Writing in response to the original Midsomer Norton Retail Estates application to redevelop the former paper bag factory site, Midsomer Norton Town Council published a statement in August 2016 setting out their concerns “that there is a danger that delivery of the employment and townscape components (of the application) may be compromised if the principle of allowing more housing than is required for Midsomer Norton is upheld through an over-simplified indicative layout”. Indeed, the Town Council’s concerns about oversimplification were echoed by B&NES judgement to refuse the first application in 2017.

In terms of the historic brewery building, the Town Council’s 2016 statement went on to make clear that “The Town Council regards the Brewery buildings as having high heritage value and considers that it must to be retained in its entirety.” Yet by November 2022 their position had reversed, describing the derelict brewery building as “an oppressive presence in Station Road, preventing the building of a pavement for pedestrians and making a sense of enclosure which is not necessarily attractive to the residents or passers-by.” So how had the slow passage of time managed to create such a marked change of heart towards the brewery building?

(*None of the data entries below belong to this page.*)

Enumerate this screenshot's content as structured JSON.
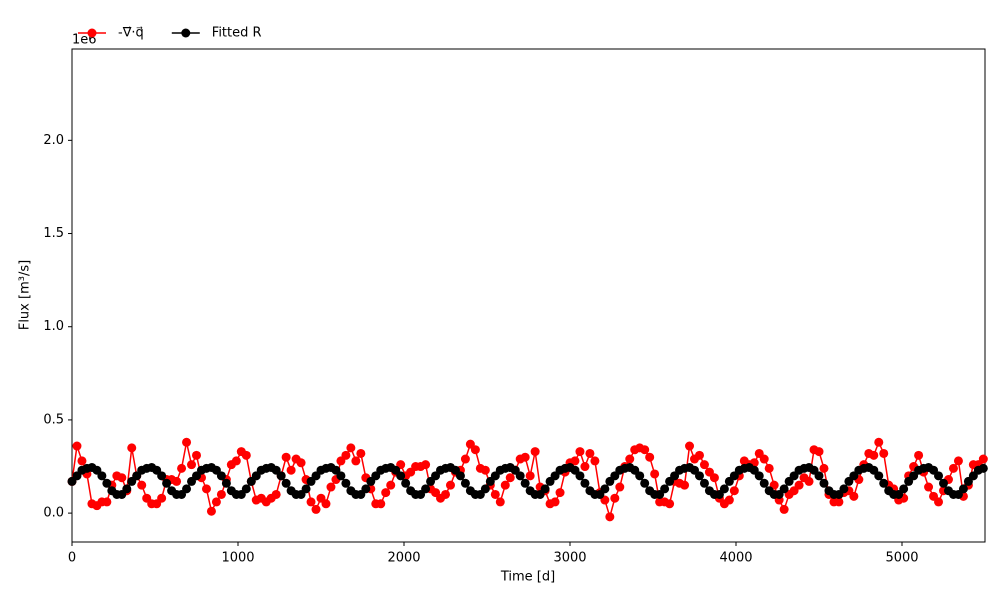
{
  "chart_data": {
    "type": "line",
    "xlabel": "Time [d]",
    "ylabel": "Flux [m³/s]",
    "offset_label": "1e6",
    "xlim": [
      0,
      5500
    ],
    "ylim": [
      -0.155,
      2.49
    ],
    "xticks": [
      0,
      1000,
      2000,
      3000,
      4000,
      5000
    ],
    "yticks": [
      {
        "value": 0,
        "label": "0.0"
      },
      0.5,
      {
        "value": 1,
        "label": "1.0"
      },
      1.5,
      {
        "value": 2,
        "label": "2.0"
      }
    ],
    "legend": "upper left",
    "x": [
      0,
      30,
      60,
      90,
      120,
      150,
      180,
      210,
      240,
      270,
      300,
      330,
      360,
      390,
      420,
      450,
      480,
      510,
      540,
      570,
      600,
      630,
      660,
      690,
      720,
      750,
      780,
      810,
      840,
      870,
      900,
      930,
      960,
      990,
      1020,
      1050,
      1080,
      1110,
      1140,
      1170,
      1200,
      1230,
      1260,
      1290,
      1320,
      1350,
      1380,
      1410,
      1440,
      1470,
      1500,
      1530,
      1560,
      1590,
      1620,
      1650,
      1680,
      1710,
      1740,
      1770,
      1800,
      1830,
      1860,
      1890,
      1920,
      1950,
      1980,
      2010,
      2040,
      2070,
      2100,
      2130,
      2160,
      2190,
      2220,
      2250,
      2280,
      2310,
      2340,
      2370,
      2400,
      2430,
      2460,
      2490,
      2520,
      2550,
      2580,
      2610,
      2640,
      2670,
      2700,
      2730,
      2760,
      2790,
      2820,
      2850,
      2880,
      2910,
      2940,
      2970,
      3000,
      3030,
      3060,
      3090,
      3120,
      3150,
      3180,
      3210,
      3240,
      3270,
      3300,
      3330,
      3360,
      3390,
      3420,
      3450,
      3480,
      3510,
      3540,
      3570,
      3600,
      3630,
      3660,
      3690,
      3720,
      3750,
      3780,
      3810,
      3840,
      3870,
      3900,
      3930,
      3960,
      3990,
      4020,
      4050,
      4080,
      4110,
      4140,
      4170,
      4200,
      4230,
      4260,
      4290,
      4320,
      4350,
      4380,
      4410,
      4440,
      4470,
      4500,
      4530,
      4560,
      4590,
      4620,
      4650,
      4680,
      4710,
      4740,
      4770,
      4800,
      4830,
      4860,
      4890,
      4920,
      4950,
      4980,
      5010,
      5040,
      5070,
      5100,
      5130,
      5160,
      5190,
      5220,
      5250,
      5280,
      5310,
      5340,
      5370,
      5400,
      5430,
      5460,
      5490
    ],
    "series": [
      {
        "name": "-∇⃗·q⃗",
        "color": "#ff0000",
        "values": [
          0.17,
          0.36,
          0.28,
          0.21,
          0.05,
          0.04,
          0.06,
          0.06,
          0.15,
          0.2,
          0.19,
          0.12,
          0.35,
          0.2,
          0.15,
          0.08,
          0.05,
          0.05,
          0.08,
          0.18,
          0.18,
          0.17,
          0.24,
          0.38,
          0.26,
          0.31,
          0.19,
          0.13,
          0.01,
          0.06,
          0.1,
          0.18,
          0.26,
          0.28,
          0.33,
          0.31,
          0.17,
          0.07,
          0.08,
          0.06,
          0.08,
          0.1,
          0.2,
          0.3,
          0.23,
          0.29,
          0.27,
          0.18,
          0.06,
          0.02,
          0.08,
          0.05,
          0.14,
          0.18,
          0.28,
          0.31,
          0.35,
          0.28,
          0.32,
          0.19,
          0.13,
          0.05,
          0.05,
          0.11,
          0.15,
          0.22,
          0.26,
          0.2,
          0.22,
          0.25,
          0.25,
          0.26,
          0.13,
          0.11,
          0.08,
          0.1,
          0.15,
          0.22,
          0.23,
          0.29,
          0.37,
          0.34,
          0.24,
          0.23,
          0.15,
          0.1,
          0.06,
          0.15,
          0.19,
          0.23,
          0.29,
          0.3,
          0.2,
          0.33,
          0.14,
          0.12,
          0.05,
          0.06,
          0.11,
          0.22,
          0.27,
          0.28,
          0.33,
          0.25,
          0.32,
          0.28,
          0.11,
          0.07,
          -0.02,
          0.08,
          0.14,
          0.25,
          0.29,
          0.34,
          0.35,
          0.34,
          0.3,
          0.21,
          0.06,
          0.06,
          0.05,
          0.17,
          0.16,
          0.15,
          0.36,
          0.29,
          0.31,
          0.26,
          0.22,
          0.19,
          0.08,
          0.05,
          0.07,
          0.12,
          0.2,
          0.28,
          0.26,
          0.27,
          0.32,
          0.29,
          0.24,
          0.15,
          0.07,
          0.02,
          0.1,
          0.12,
          0.15,
          0.19,
          0.17,
          0.34,
          0.33,
          0.24,
          0.1,
          0.06,
          0.06,
          0.11,
          0.12,
          0.09,
          0.18,
          0.26,
          0.32,
          0.31,
          0.38,
          0.32,
          0.15,
          0.13,
          0.07,
          0.08,
          0.2,
          0.25,
          0.31,
          0.22,
          0.14,
          0.09,
          0.06,
          0.12,
          0.18,
          0.24,
          0.28,
          0.09,
          0.15,
          0.26,
          0.26,
          0.29
        ]
      },
      {
        "name": "Fitted R",
        "color": "#000000",
        "values": [
          0.17,
          0.2,
          0.23,
          0.24,
          0.245,
          0.23,
          0.2,
          0.16,
          0.12,
          0.1,
          0.1,
          0.13,
          0.17,
          0.2,
          0.23,
          0.24,
          0.245,
          0.23,
          0.2,
          0.16,
          0.12,
          0.1,
          0.1,
          0.13,
          0.17,
          0.2,
          0.23,
          0.24,
          0.245,
          0.23,
          0.2,
          0.16,
          0.12,
          0.1,
          0.1,
          0.13,
          0.17,
          0.2,
          0.23,
          0.24,
          0.245,
          0.23,
          0.2,
          0.16,
          0.12,
          0.1,
          0.1,
          0.13,
          0.17,
          0.2,
          0.23,
          0.24,
          0.245,
          0.23,
          0.2,
          0.16,
          0.12,
          0.1,
          0.1,
          0.13,
          0.17,
          0.2,
          0.23,
          0.24,
          0.245,
          0.23,
          0.2,
          0.16,
          0.12,
          0.1,
          0.1,
          0.13,
          0.17,
          0.2,
          0.23,
          0.24,
          0.245,
          0.23,
          0.2,
          0.16,
          0.12,
          0.1,
          0.1,
          0.13,
          0.17,
          0.2,
          0.23,
          0.24,
          0.245,
          0.23,
          0.2,
          0.16,
          0.12,
          0.1,
          0.1,
          0.13,
          0.17,
          0.2,
          0.23,
          0.24,
          0.245,
          0.23,
          0.2,
          0.16,
          0.12,
          0.1,
          0.1,
          0.13,
          0.17,
          0.2,
          0.23,
          0.24,
          0.245,
          0.23,
          0.2,
          0.16,
          0.12,
          0.1,
          0.1,
          0.13,
          0.17,
          0.2,
          0.23,
          0.24,
          0.245,
          0.23,
          0.2,
          0.16,
          0.12,
          0.1,
          0.1,
          0.13,
          0.17,
          0.2,
          0.23,
          0.24,
          0.245,
          0.23,
          0.2,
          0.16,
          0.12,
          0.1,
          0.1,
          0.13,
          0.17,
          0.2,
          0.23,
          0.24,
          0.245,
          0.23,
          0.2,
          0.16,
          0.12,
          0.1,
          0.1,
          0.13,
          0.17,
          0.2,
          0.23,
          0.24,
          0.245,
          0.23,
          0.2,
          0.16,
          0.12,
          0.1,
          0.1,
          0.13,
          0.17,
          0.2,
          0.23,
          0.24,
          0.245,
          0.23,
          0.2,
          0.16,
          0.12,
          0.1,
          0.1,
          0.13,
          0.17,
          0.2,
          0.23,
          0.24
        ]
      }
    ]
  }
}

Certainly, the Town Council’s Planning Committee underwent a considerable change of personnel over the six years from 2016 to 2022, but the other significant development over this period was that the planning permission that had been so hard won in 2018, had been allowed to expire without any work being done to the site. Surely if B&NES are to be held accountable for their own planning processes and the Town Council asked to explain their own change of heart towards the brewery building, then MNRE should be required to answer questions about their own lack of activity on the site?

When MNRE spoke to the Journal in 2017 they made it clear that they wanted “to secure a developer (or developers) for the site”, so would the much-vaunted Station Road pavement improvements, have ever been undertaken by them or would that have become the responsibility of a future developer once a site sale had been secured? Indeed, one of the key criticisms raised at the B&NES Planning Committee was that whilst the “enabling works” sought permission to demolish buildings on the site, the application made no actual commitment as to what would be built in their place, only artists impressions of what might be.

Question marks have even been raised over the legitimacy of an apparent petition of public support for the most recent application, which the B&NES Case Officer, Chris Griggs-Trevarthen, reported as receiving only “24 to 48 hours” before last month’s Planning Committee meeting.

Addressing the committee, Mr Griggs-Trevarthen described receiving the 218 name petition “in three different files”, one of which included a comment saying “keep it as it is please”, raising doubts over whether they “realised they were signing a support petition”.

The narrative that has sprung up around the latest instalment of this sorry saga appears focussed on apportioning blame. Yet the closer we move to scapegoating the further we move away from the facts.

Three planning applications, only one of which has been successful and has now lapsed and not a single brick touched on the site.

An abandoned factory, a derelict brewery, an inconsistent Town Council and an absentee landlord, all seeking to navigate their way through a planning process that has far more in common with a court of law than it does with the court of public opinion.